Matt has some summary information on the report I mentioned here. Here are a few snippets from his post:
Rishab Aiyer Ghosh and UNU-Merit put together this insightful report on the impact of FLOSS (an unfortunate acronym for free/libre open source software) on the European economy. It was financed by the European Commission's Directorate General for Enterprise and Industry.
Why does it matter? The paper starts by suggesting that the information economy accounts for ~10% of the GDP of most developed nations, and more than 50% of their economic growth. Think about that. If even remotely true, it means that the kind of IT we espouse matters a great deal. It's fundamental to our future economic growth. Do we want closed or open economies? I think the answer to that is obvious.

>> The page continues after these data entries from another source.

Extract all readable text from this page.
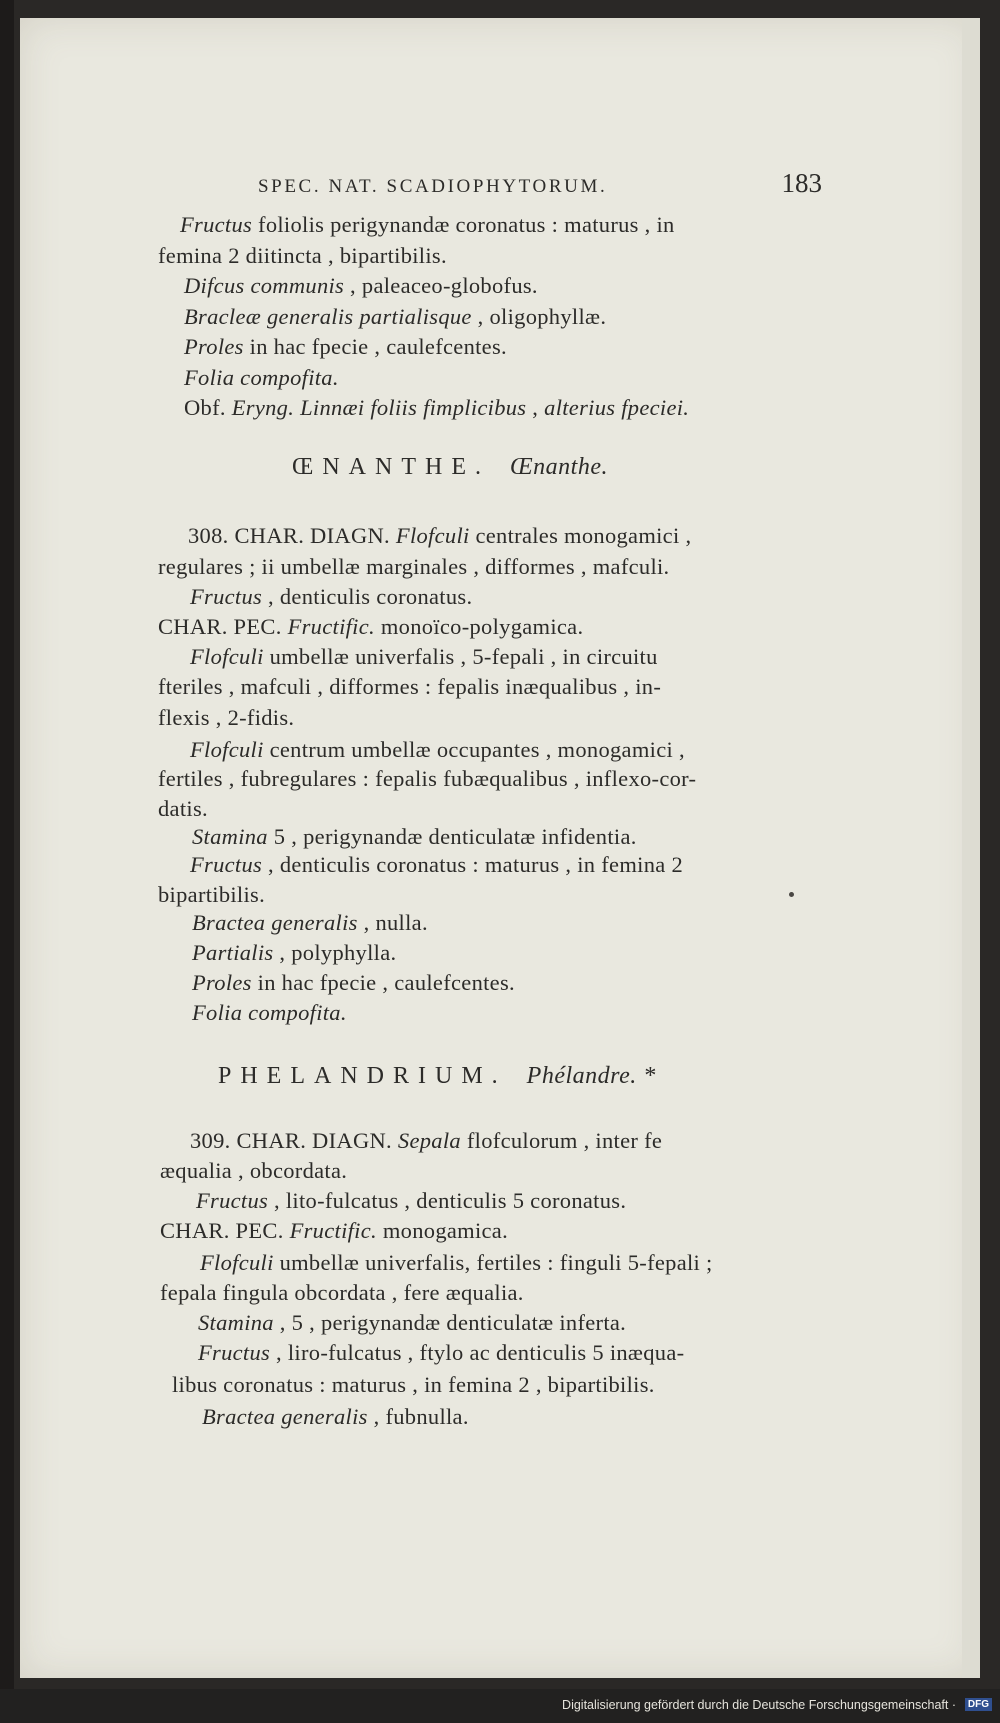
SPEC. NAT. SCADIOPHYTORUM.	183
Fructus foliolis perigynandæ coronatus : maturus , in
femina 2 diitincta , bipartibilis.
Difcus communis , paleaceo-globofus.
Bracleæ generalis partialisque , oligophyllæ.
Proles in hac fpecie , caulefcentes.
Folia compofita.
Obf. Eryng. Linnæi foliis fimplicibus , alterius fpeciei.
308. CHAR. DIAGN. Flofculi centrales monogamici ,
regulares ; ii umbellæ marginales , difformes , mafculi.
Fructus , denticulis coronatus.
CHAR. PEC. Fructific. monoïco-polygamica.
Flofculi umbellæ univerfalis , 5-fepali , in circuitu
fteriles , mafculi , difformes : fepalis inæqualibus , in-
flexis , 2-fidis.
Flofculi centrum umbellæ occupantes , monogamici ,
fertiles , fubregulares : fepalis fubæqualibus , inflexo-cor-
datis.
Stamina 5 , perigynandæ denticulatæ infidentia.
Fructus , denticulis coronatus : maturus , in femina 2
bipartibilis.
Bractea generalis , nulla.
Partialis , polyphylla.
Proles in hac fpecie , caulefcentes.
Folia compofita.
309. CHAR. DIAGN. Sepala flofculorum , inter fe
æqualia , obcordata.
Fructus , lito-fulcatus , denticulis 5 coronatus.
CHAR. PEC. Fructific. monogamica.
Flofculi umbellæ univerfalis, fertiles : finguli 5-fepali ;
fepala fingula obcordata , fere æqualia.
Stamina , 5 , perigynandæ denticulatæ inferta.
Fructus , liro-fulcatus , ftylo ac denticulis 5 inæqua-
libus coronatus : maturus , in femina 2 , bipartibilis.
Bractea generalis , fubnulla.
ŒNANTHE. Œnanthe.
PHELANDRIUM. Phélandre. *
Digitalisierung gefördert durch die Deutsche Forschungsgemeinschaft ·	DFG
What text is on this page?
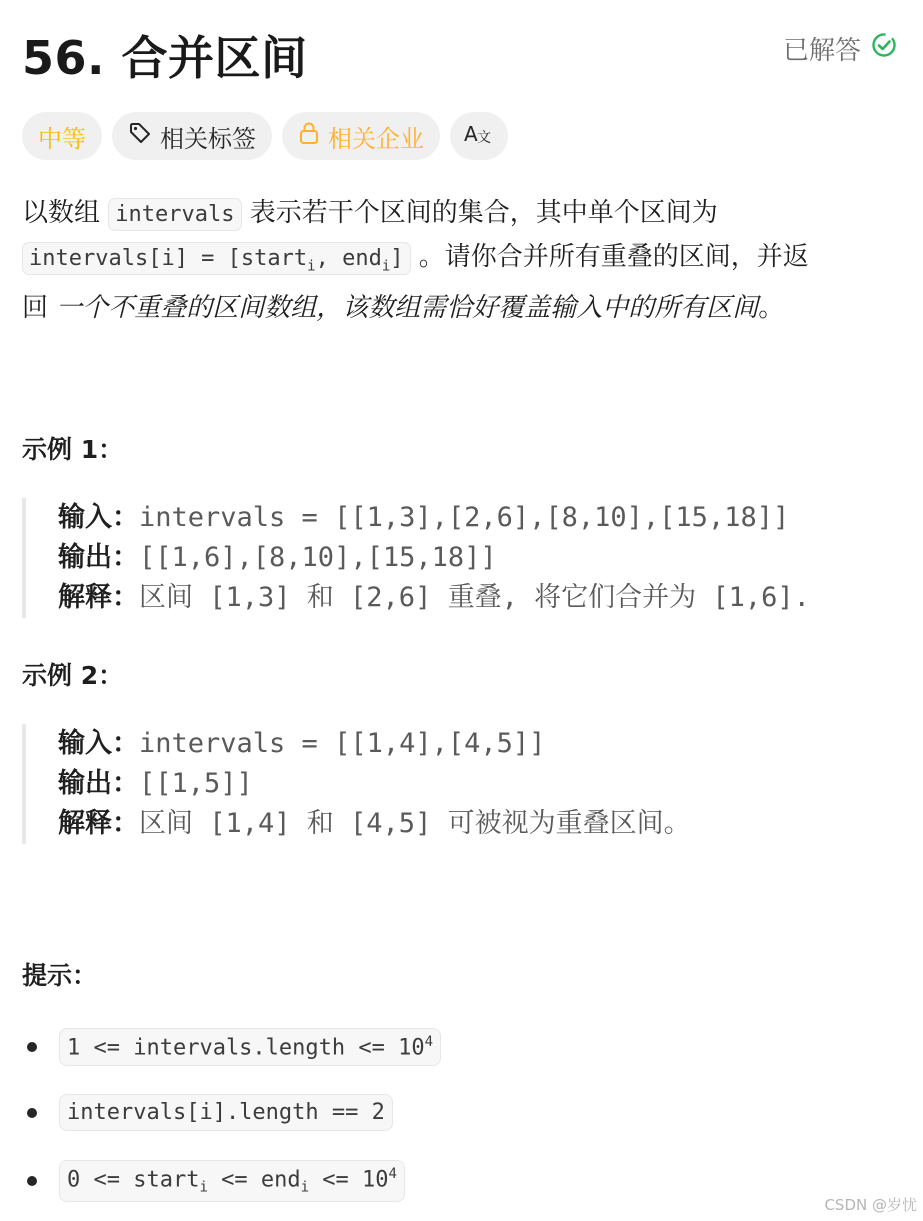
56. 合并区间	已解答
中等	相关标签	相关企业 A 文
以数组 intervals 表示若干个区间的集合，其中单个区间为
intervals[i] = [start$_i$, end$_i$] 。请你合并所有重叠的区间，并返
回 一个不重叠的区间数组，该数组需恰好覆盖输入中的所有区间。
示例 1：
输入：intervals = [[1,3],[2,6],[8,10],[15,18]]
输出：[[1,6],[8,10],[15,18]]
解释：区间 [1,3] 和 [2,6] 重叠, 将它们合并为 [1,6].
示例 2：
输入：intervals = [[1,4],[4,5]]
输出：[[1,5]]
解释：区间 [1,4] 和 [4,5] 可被视为重叠区间。
提示：
1 <= intervals.length <= $10^4$
intervals[i].length == 2
0 <= start$_i$ <= $end_i <= 10^4$
CSDN @岁忧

There are a couple of observation made in the post that I agree with. While the study points out the F/LOSS adoption is higher in the EU than it is in the US, commercial adoption is almost certainly higher in the US. The post covers some additional top level highlights, such as % of code contributed by individuals vs. firms vs. institutions, the direct impact of open source on the European economy, innovation, % of software developers in the U.S employed by proprietary packaged software firms (it's lower than you guessed) and more. The conclusion:
So what does this mean for Europe? The report challenges us with the following scenarios:
Europe faces three scenarios:
CLOSED, where existing business models are entrenched through legal and technical regulation, favouring a passive consumer model over new businesses supporting active participation in an information society of “prosumers”;
GENERIC, where current mixed policies lead to a gradual growth of FLOSS while many of the opportunities it presents are missed;
VOLUNTARY, where policies and the market develop to recognise and utilise the potential of FLOSS and similar collaborative models of creativity to harness the full power of active citizens in the information society.

I'm looking forward to reading the entire report even more now. Just have to make some time.